Southeast: Soil moisture throughout the region varied, with most counties reporting it to be adequate, while Galveston County was 100 percent very short. Rangeland and pasture ratings varied widely too, from very poor to excellent, with good to fair ratings being the most common. Brazoria County received 1 inch to 2 inches of rain, helping row crops and pastures. Chambers County finally became conducive for growing rice and promoting forage growth. Dry conditions in Montgomery County continued, stressing warm-season grasses, plants and animals. In Walker County, soils were drying out, but pastures still looked good. Waller County had its first hay cutting. In Brazos County, producers were cutting ryegrass for hay.
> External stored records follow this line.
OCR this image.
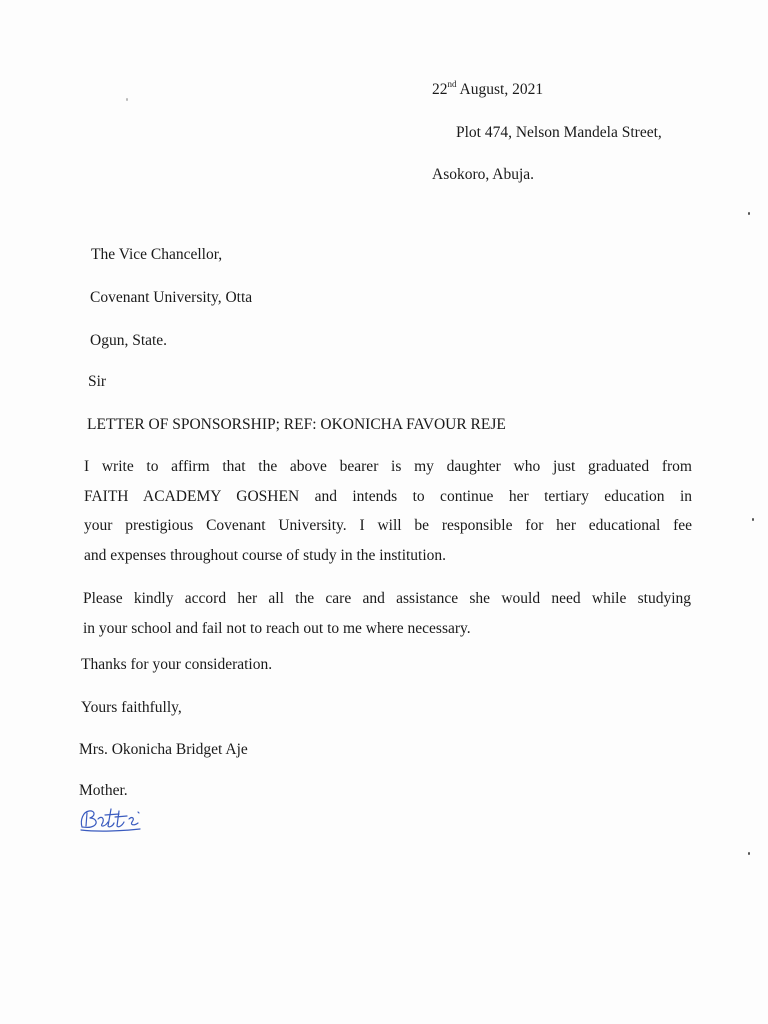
22nd August, 2021
Plot 474, Nelson Mandela Street,
Asokoro, Abuja.
The Vice Chancellor,
Covenant University, Otta
Ogun, State.
Sir
LETTER OF SPONSORSHIP; REF: OKONICHA FAVOUR REJE
I write to affirm that the above bearer is my daughter who just graduated from
FAITH ACADEMY GOSHEN and intends to continue her tertiary education in
your prestigious Covenant University. I will be responsible for her educational fee
and expenses throughout course of study in the institution.
Please kindly accord her all the care and assistance she would need while studying
in your school and fail not to reach out to me where necessary.
Thanks for your consideration.
Yours faithfully,
Mrs. Okonicha Bridget Aje
Mother.
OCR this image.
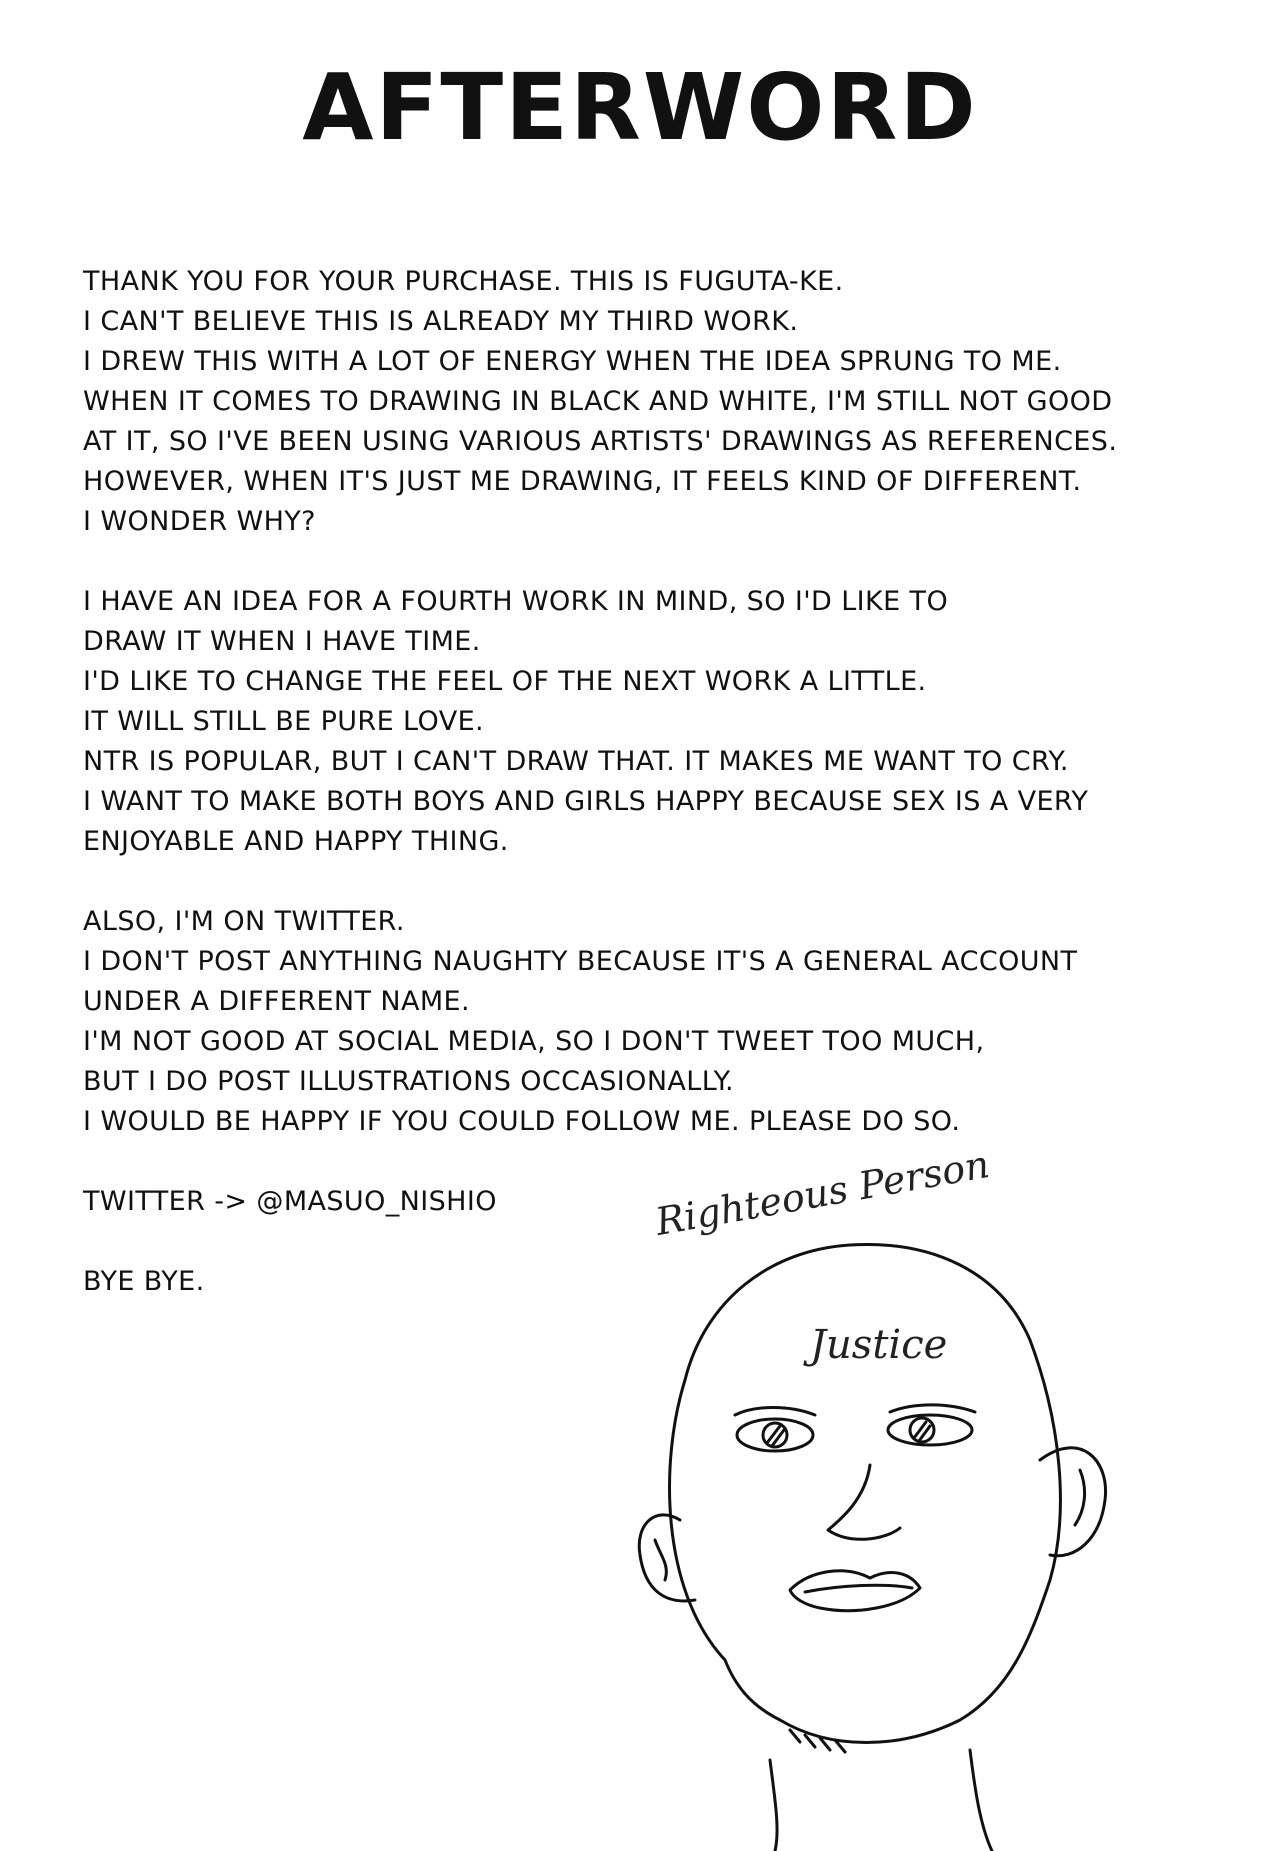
AFTERWORD

THANK YOU FOR YOUR PURCHASE. THIS IS FUGUTA-KE.
I CAN'T BELIEVE THIS IS ALREADY MY THIRD WORK.
I DREW THIS WITH A LOT OF ENERGY WHEN THE IDEA SPRUNG TO ME.
WHEN IT COMES TO DRAWING IN BLACK AND WHITE, I'M STILL NOT GOOD
AT IT, SO I'VE BEEN USING VARIOUS ARTISTS' DRAWINGS AS REFERENCES.
HOWEVER, WHEN IT'S JUST ME DRAWING, IT FEELS KIND OF DIFFERENT.
I WONDER WHY?

I HAVE AN IDEA FOR A FOURTH WORK IN MIND, SO I'D LIKE TO
DRAW IT WHEN I HAVE TIME.
I'D LIKE TO CHANGE THE FEEL OF THE NEXT WORK A LITTLE.
IT WILL STILL BE PURE LOVE.
NTR IS POPULAR, BUT I CAN'T DRAW THAT. IT MAKES ME WANT TO CRY.
I WANT TO MAKE BOTH BOYS AND GIRLS HAPPY BECAUSE SEX IS A VERY
ENJOYABLE AND HAPPY THING.

ALSO, I'M ON TWITTER.
I DON'T POST ANYTHING NAUGHTY BECAUSE IT'S A GENERAL ACCOUNT
UNDER A DIFFERENT NAME.
I'M NOT GOOD AT SOCIAL MEDIA, SO I DON'T TWEET TOO MUCH,
BUT I DO POST ILLUSTRATIONS OCCASIONALLY.
I WOULD BE HAPPY IF YOU COULD FOLLOW ME. PLEASE DO SO.

TWITTER -> @MASUO_NISHIO

BYE BYE.

Righteous Person
Justice
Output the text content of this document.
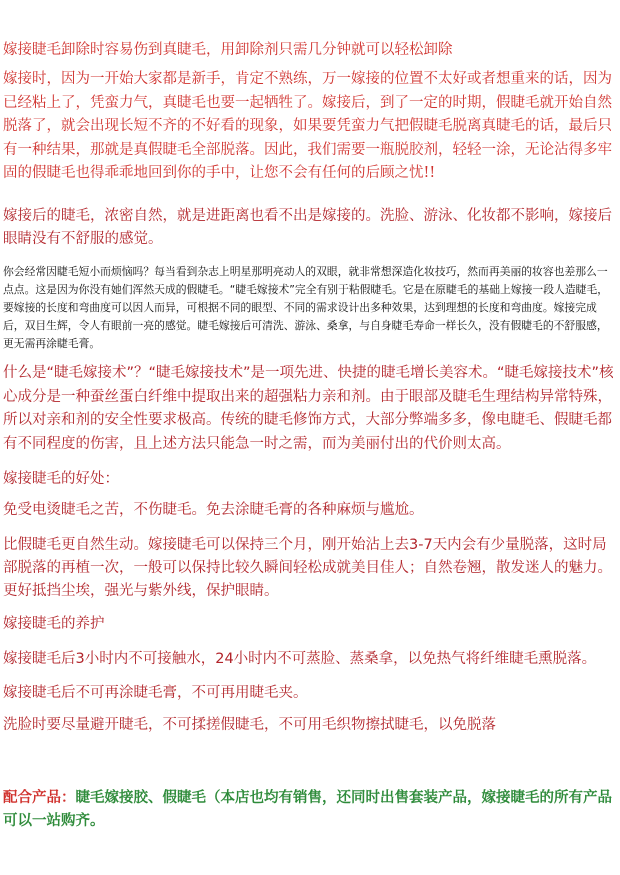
嫁接睫毛卸除时容易伤到真睫毛，用卸除剂只需几分钟就可以轻松卸除

嫁接时，因为一开始大家都是新手，肯定不熟练，万一嫁接的位置不太好或者想重来的话，因为已经粘上了，凭蛮力气，真睫毛也要一起牺牲了。嫁接后，到了一定的时期，假睫毛就开始自然脱落了，就会出现长短不齐的不好看的现象，如果要凭蛮力气把假睫毛脱离真睫毛的话，最后只有一种结果，那就是真假睫毛全部脱落。因此，我们需要一瓶脱胶剂，轻轻一涂，无论沾得多牢固的假睫毛也得乖乖地回到你的手中，让您不会有任何的后顾之忧!!

嫁接后的睫毛，浓密自然，就是进距离也看不出是嫁接的。洗脸、游泳、化妆都不影响，嫁接后眼睛没有不舒服的感觉。

你会经常因睫毛短小而烦恼吗？每当看到杂志上明星那明亮动人的双眼，就非常想深造化妆技巧，然而再美丽的妆容也差那么一点点。这是因为你没有她们浑然天成的假睫毛。“睫毛嫁接术”完全有别于粘假睫毛。它是在原睫毛的基础上嫁接一段人造睫毛，要嫁接的长度和弯曲度可以因人而异，可根据不同的眼型、不同的需求设计出多种效果，达到理想的长度和弯曲度。嫁接完成后，双目生辉，令人有眼前一亮的感觉。睫毛嫁接后可清洗、游泳、桑拿，与自身睫毛寿命一样长久，没有假睫毛的不舒服感，更无需再涂睫毛膏。

什么是“睫毛嫁接术”？“睫毛嫁接技术”是一项先进、快捷的睫毛增长美容术。“睫毛嫁接技术”核心成分是一种蚕丝蛋白纤维中提取出来的超强粘力亲和剂。由于眼部及睫毛生理结构异常特殊，所以对亲和剂的安全性要求极高。传统的睫毛修饰方式，大部分弊端多多，像电睫毛、假睫毛都有不同程度的伤害，且上述方法只能急一时之需，而为美丽付出的代价则太高。

嫁接睫毛的好处：

免受电烫睫毛之苦，不伤睫毛。免去涂睫毛膏的各种麻烦与尴尬。

比假睫毛更自然生动。嫁接睫毛可以保持三个月，刚开始沾上去3-7天内会有少量脱落，这时局部脱落的再植一次，一般可以保持比较久瞬间轻松成就美目佳人；自然卷翘，散发迷人的魅力。更好抵挡尘埃，强光与紫外线，保护眼睛。

嫁接睫毛的养护

嫁接睫毛后3小时内不可接触水，24小时内不可蒸脸、蒸桑拿，以免热气将纤维睫毛熏脱落。

嫁接睫毛后不可再涂睫毛膏，不可再用睫毛夹。

洗脸时要尽量避开睫毛，不可揉搓假睫毛，不可用毛织物擦拭睫毛，以免脱落

配合产品：睫毛嫁接胶、假睫毛（本店也均有销售，还同时出售套装产品，嫁接睫毛的所有产品可以一站购齐。
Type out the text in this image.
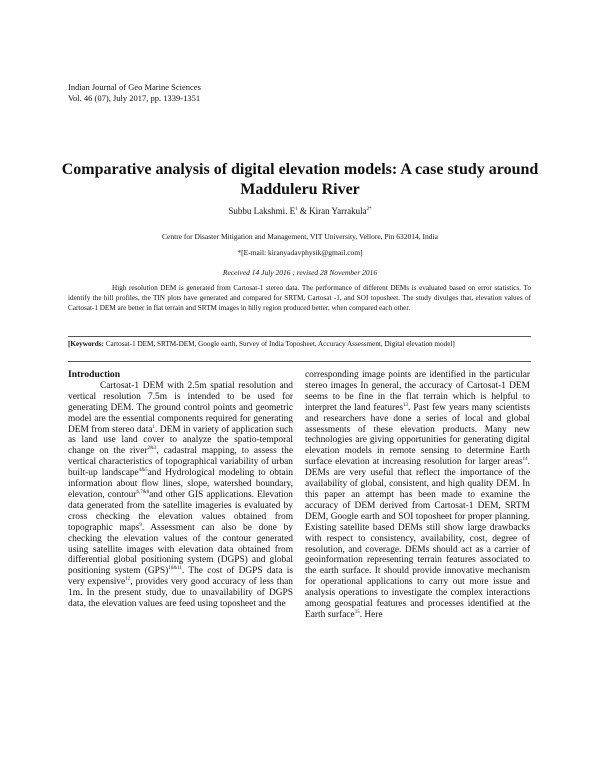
Indian Journal of Geo Marine Sciences
Vol. 46 (07), July 2017, pp. 1339-1351
Comparative analysis of digital elevation models: A case study around Madduleru River
Subbu Lakshmi. $E^1$ & Kiran Yarrakula$^{2*}$
Centre for Disaster Mitigation and Management, VIT University, Vellore, Pin 632014, India
*[E-mail: kiranyadavphysik@gmail.com]
Received 14 July 2016 ; revised 28 November 2016
High resolution DEM is generated from Cartosat-1 stereo data. The performance of different DEMs is evaluated based on error statistics. To identify the hill profiles, the TIN plots have generated and compared for SRTM, Cartosat -1, and SOI toposheet. The study divulges that, elevation values of Cartosat-1 DEM are better in flat terrain and SRTM images in hilly region produced better, when compared each other.
[Keywords: Cartosat-1 DEM, SRTM-DEM, Google earth, Survey of India Toposheet, Accuracy Assessment, Digital elevation model]

Introduction

Cartosat-1 DEM with 2.5m spatial resolution and vertical resolution 7.5m is intended to be used for generating DEM. The ground control points and geometric model are the essential components required for generating DEM from stereo data$^1$. DEM in variety of application such as land use land cover to analyze the spatio-temporal change on the river$^{2\&3}$, cadastral mapping, to assess the vertical characteristics of topographical variability of urban built-up landscape$^{4\&5}$and Hydrological modeling to obtain information about flow lines, slope, watershed boundary, elevation, contour$^{6,7\&8}$and other GIS applications. Elevation data generated from the satellite imageries is evaluated by cross checking the elevation values obtained from topographic maps$^9$. Assessment can also be done by checking the elevation values of the contour generated using satellite images with elevation data obtained from differential global positioning system (DGPS) and global positioning system (GPS)$^{10\&11}$. The cost of DGPS data is very expensive$^{12}$, provides very good accuracy of less than 1m. In the present study, due to unavailability of DGPS data, the elevation values are feed using toposheet and the

corresponding image points are identified in the particular stereo images In general, the accuracy of Cartosat-1 DEM seems to be fine in the flat terrain which is helpful to interpret the land features$^{13}$. Past few years many scientists and researchers have done a series of local and global assessments of these elevation products. Many new technologies are giving opportunities for generating digital elevation models in remote sensing to determine Earth surface elevation at increasing resolution for larger areas$^{14}$. DEMs are very useful that reflect the importance of the availability of global, consistent, and high quality DEM. In this paper an attempt has been made to examine the accuracy of DEM derived from Cartosat-1 DEM, SRTM DEM, Google earth and SOI toposheet for proper planning. Existing satellite based DEMs still show large drawbacks with respect to consistency, availability, cost, degree of resolution, and coverage. DEMs should act as a carrier of geoinformation representing terrain features associated to the earth surface. It should provide innovative mechanism for operational applications to carry out more issue and analysis operations to investigate the complex interactions among geospatial features and processes identified at the Earth surface$^{15}$. Here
Southwest: Hot, dry windy weather persisted across the region, drying out soils and depleting stock-tank water. Plants were beginning to show visible signs of drought stress. Livestock remain in fair condition as rangeland and pasture conditions remained fair to good – despite the dry weather. Cool-season grasses began to mature. Field preparation and planting was slowed by the weather.
West Central: The region had warm days and cool nights. Isolated light showers were reported early in the week, but very dry, windy conditions continued to be the norm, and there was no relief in sight from the extreme drought. Wildfire dangers remained very high. Winter wheat in some areas was severely damaged by the late-season freeze. Wheat and oats were in poor condition, with yields expected to be well below average. Haying and grazing of small grain fields was underway as fields were released by insurance adjustors. Some farmers were planting summer forages. Most grain sorghum was planted and emerged. Other producers were waiting on a rain before planting dryland crops. Rangeland and pastures improved somewhat as warm-season grasses and forages came out of dormancy, but moisture was needed soon to sustain any growth. Stock tank water levels remained critical. The condition of livestock slowly improved. Supplemental feeding of livestock slowed in some areas. Spring livestock work continued. Flies were becoming a problem as weather warmed.